If based in Los Angeles Bunim Laskin grew up all he wanted was a swimming pool. When he was in his 20s, he found a way to get one: when a neighbor complained about the cost of maintaining his backyard pool, Laskin suggested he rent it out and was paid to manage it. Soon he was renting out swimming pools all over his neighborhood. He set up a hotline for people to call to book a pool in their area, and in 2019 formalized the business as Swimply, a website and app for Los Angeles homeowners to rent out their backyard pools for a few hours — sort of like Airbnb but for swimming. It expanded to Toronto in 2021 and is now available in Vancouver and Montreal.
It’s not surprising that homeowners are looking for ways to make some money from their properties. With interest rates rising and inflation rising, it’s a difficult time for many, especially first-time owners. And for those still hoping to hit the market, renting part of their property may be the only way to afford a home: The average home price in Canada is down 12.1 percent year over year, according to the House Price Survey up to $815,000 from Royal LePage. Homeowners are finding ways to use their largest and most expensive assets to make extra money to offset those expenses.
“The cost of maintaining a pool is significant, no matter how often it’s used,” says Laskin. “And according to an internal survey we conducted among our hosts, these pools are used less than 15 percent of the time. Renting it out during those idle hours is easy cash.” According to Laskin, some hosts are making up to $10,000 a month with Swimply. The average cost of renting a pool for an hour ranges from $20 to $100, and the pool owner keeps 85 percent of that.
“People often look at what they already own and try to make passive income from it”
Swimply and similar companies are part of the consumer-to-consumer or C2C space, which includes everything from Airbnb to Facebook Marketplace and is growing massively. Facebook Marketplace, for example, has more than a billion monthly active users in 2021, according to CEO Mark Zuckerberg in a earnings call. And Laskin says that so far this year, Swimply has seen an 82 percent increase in new guests in North America. partly because so many people are looking for cheaper stays.
According to Statista, in 2019 almost half of all online purchases worldwide were made through a C2C marketplace, while retail websites accounted for just a quarter of purchases.
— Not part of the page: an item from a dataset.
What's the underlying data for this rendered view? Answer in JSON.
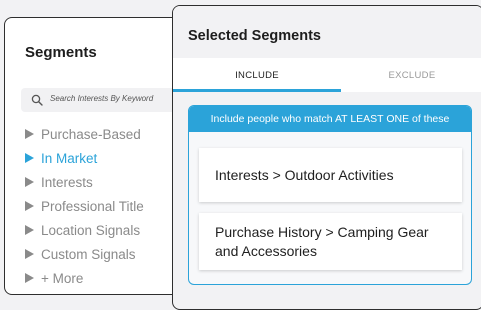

In 2020, more than 100 million people in the United States were using some kind of C2C website. This is much larger than a classic newspaper classifieds section, although it follows the same principle and many companies are springing up to facilitate these transactions – particularly those involving residential real estate.
Jean-Michel Petit founded the C2C company Eatwith in 2015, which enables homeowners to rent out their dining rooms and offer meals to paying guests. “We see that post-Covid there is an appetite for smaller events,” says Petit. “Canadians want that human experience and they might not care if it’s a three-star, Michelin-level meal or not.” The platform has amateur hosts to semi-professional chefs serving between 10,000 and 15,000 dollars a month hosting private dinners. Eatwith currently has only a few hosts in Canada, but the start-up is growing — bookings are up fivefold compared to 2019 — and it’s considering how to expand further in North America.
The C2C model is also applied to the shared use of home offices. While many people would like to work from home, not everyone has the best place to do it. UK-based Daniel Hillman faced this while working from home as a property consultant during Covid. His wife also worked from home and they had a two year old living with them. Daniel asked his neighbor if he could borrow his home office for a video call, and before long he was borrowing many of his neighbors’ home offices. Now he has turned it into Jarvo, running a pilot home office rental business in Reading and Bristol, UK, with over 1,000 workspaces.
“Our homeowners want to make extra money; Inflation is at its highest level in years and the cost of living continues to rise,” Hillman said. He hopes to bring Jarvo to Canada next year. “The sharing economy is worth $204 billion globally,” he says. “People often look at what they already own and try to make passive income from it. This is a quick way to do that.”